São Paulo – Após um período de 10 dias de lockdown, Araraquara se tornou um case para o país. Por duas vezes nas últimas duas semanas, enquanto São Paulo batia recorde de óbitos, o município não registrou mortes por Covid-19 em 24 horas. Uma vez em 26 de março e outra no sábado (3/4). Para o prefeito do local, Edinho Silva (PT), a cidade está colhendo frutos da restrição, adotada em 15 de fevereiro.

Em entrevista ao Metrópoles, o petista defendeu a adoção da medida mais severa para todo o país. “Se você não tem vacinação em massa, só tem uma medida para tomar, que é o isolamento social”, assinala.

“Se você provocar um lockdown por 10 ou sete dias, cria-se uma interrupção da contaminação. Se fizéssemos isso nacionalmente, o Brasil apresentaria queda nas internações, nas mortes, e teria condições de organizar leitos, sistema de vacinação, e poderíamos, inclusive, começar o planejamento da retomada da economia.”

Na avaliação de Edinho Silva, é falsa a dicotomia entre salvar vidas ou economia. “Atualmente, o principal fator de retração da economia é a instabilidade adotada na pandemia. Não é abrir ou não o comércio que vai garantir que a economia volte a crescer. Nenhum empresário vai fazer investimentos se não estivermos vivendo uma situação de estabilidade. E, hoje, estabilidade significa nós termos o mínimo de gestão sobre a pandemia”, pontua.

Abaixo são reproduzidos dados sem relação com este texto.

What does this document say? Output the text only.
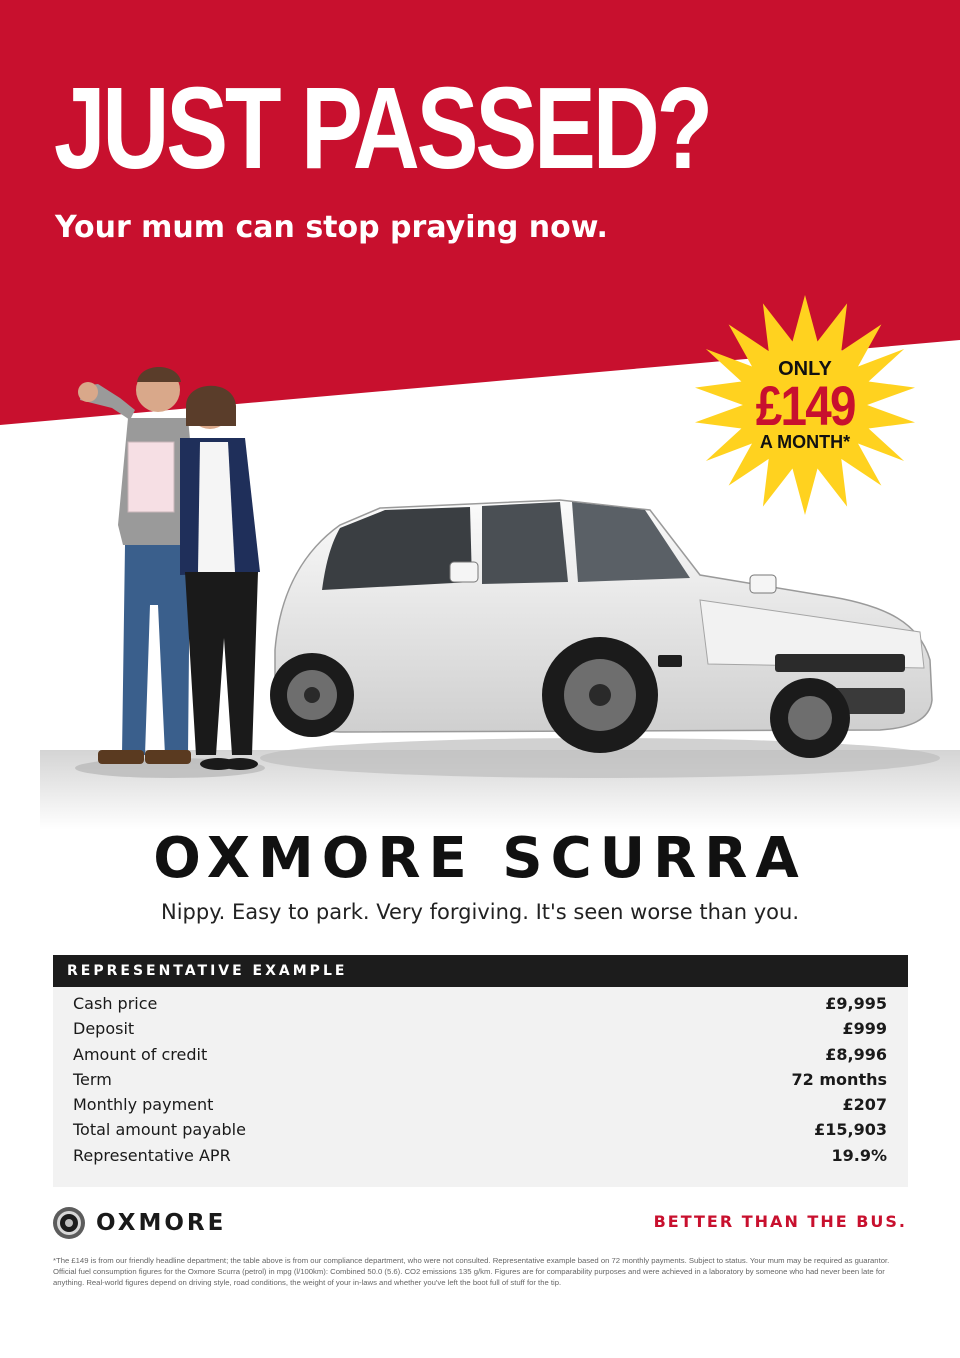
JUST PASSED?

Your mum can stop praying now.

ONLY
£149
A MONTH*
OXMORE SCURRA

Nippy. Easy to park. Very forgiving. It's seen worse than you.

REPRESENTATIVE EXAMPLE
Cash price	£9,995
Deposit	£999
Amount of credit	£8,996
Term	72 months
Monthly payment	£207
Total amount payable	£15,903
Representative APR	19.9%
OXMORE	BETTER THAN THE BUS.

*The £149 is from our friendly headline department; the table above is from our compliance department, who were not consulted. Representative example based on 72 monthly payments. Subject to status. Your mum may be required as guarantor. Official fuel consumption figures for the Oxmore Scurra (petrol) in mpg (l/100km): Combined 50.0 (5.6). CO2 emissions 135 g/km. Figures are for comparability purposes and were achieved in a laboratory by someone who had never been late for anything. Real-world figures depend on driving style, road conditions, the weight of your in-laws and whether you've left the boot full of stuff for the tip.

O chefe do Executivo municipal acredita que, com as informações da vigilância sanitária e epidemiológica recebidas pelo governo, houve omissão do estado no enfrentamento da pandemia.

“Vivemos a maior tragédia humanitária da nossa história, que, infelizmente, está caracterizada por um genocídio. O presidente não gosta que fale, mas, na minha opinião, há o genocídio de uma nação por uma omissão governamental.”

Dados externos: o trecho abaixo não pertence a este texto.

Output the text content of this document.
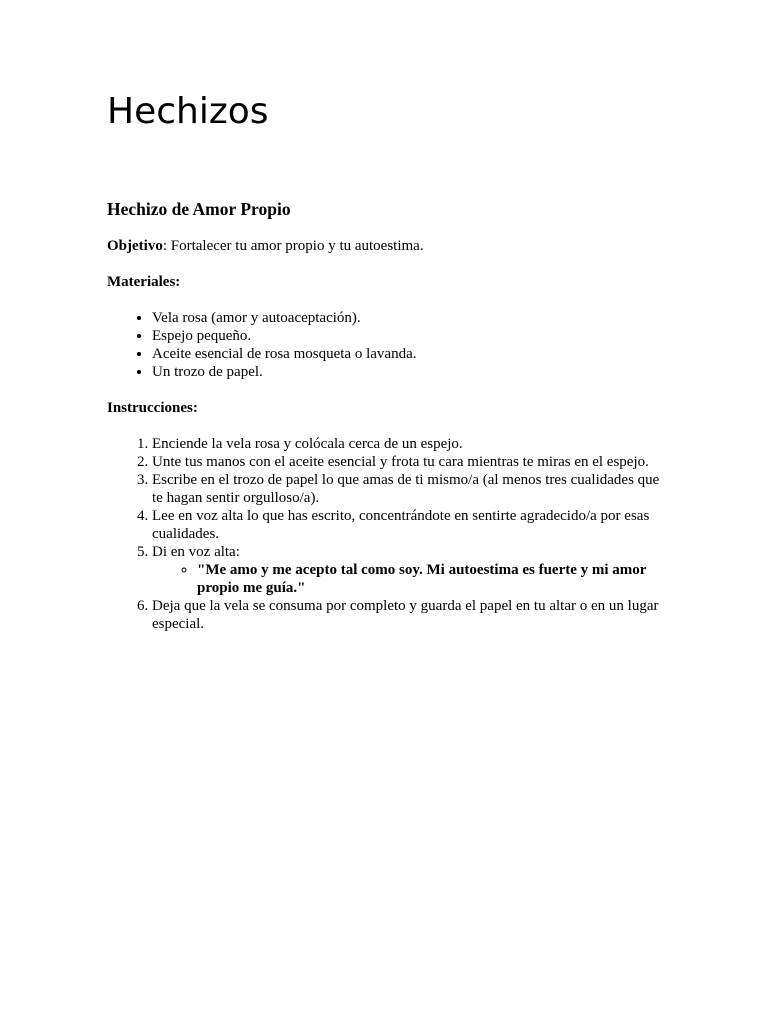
Hechizos
Hechizo de Amor Propio

Objetivo: Fortalecer tu amor propio y tu autoestima.

Materiales:

• Vela rosa (amor y autoaceptación).
• Espejo pequeño.
• Aceite esencial de rosa mosqueta o lavanda.
• Un trozo de papel.

Instrucciones:

1. Enciende la vela rosa y colócala cerca de un espejo.
2. Unte tus manos con el aceite esencial y frota tu cara mientras te miras en el espejo.
3. Escribe en el trozo de papel lo que amas de ti mismo/a (al menos tres cualidades que te hagan sentir orgulloso/a).
4. Lee en voz alta lo que has escrito, concentrándote en sentirte agradecido/a por esas cualidades.
5. Di en voz alta:
◦ "Me amo y me acepto tal como soy. Mi autoestima es fuerte y mi amor propio me guía."
6. Deja que la vela se consuma por completo y guarda el papel en tu altar o en un lugar especial.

Em 15 de fevereiro, quando o lockdown foi decretado, Araraquara, que tem cerca de 238 mil habitantes e está a 251 km da capital, São Paulo, tinha 100% dos leitos de enfermaria e 84% dos leitos de UTI ocupados. No último dia 5, a cidade registrou taxa de ocupação de 63% dos leitos de enfermaria e 92% de UTI.

Leia trechos da entrevista:

Em que momento a prefeitura chegou à conclusão de que a melhor saída era o lockdown? E como foi a experiência?

Na última semana de janeiro de 2021, notamos em Araraquara crescimento importante na média móvel diária de contaminação. Como isso nos chamou a atenção, pegamos amostras desses pacientes, remetemos ao Instituto de Medicina Tropical da USP e tivemos a devolutiva de que havia em Araraquara a variante brasileira do coronavírus. A P1 causava inclusive contágio comunitário.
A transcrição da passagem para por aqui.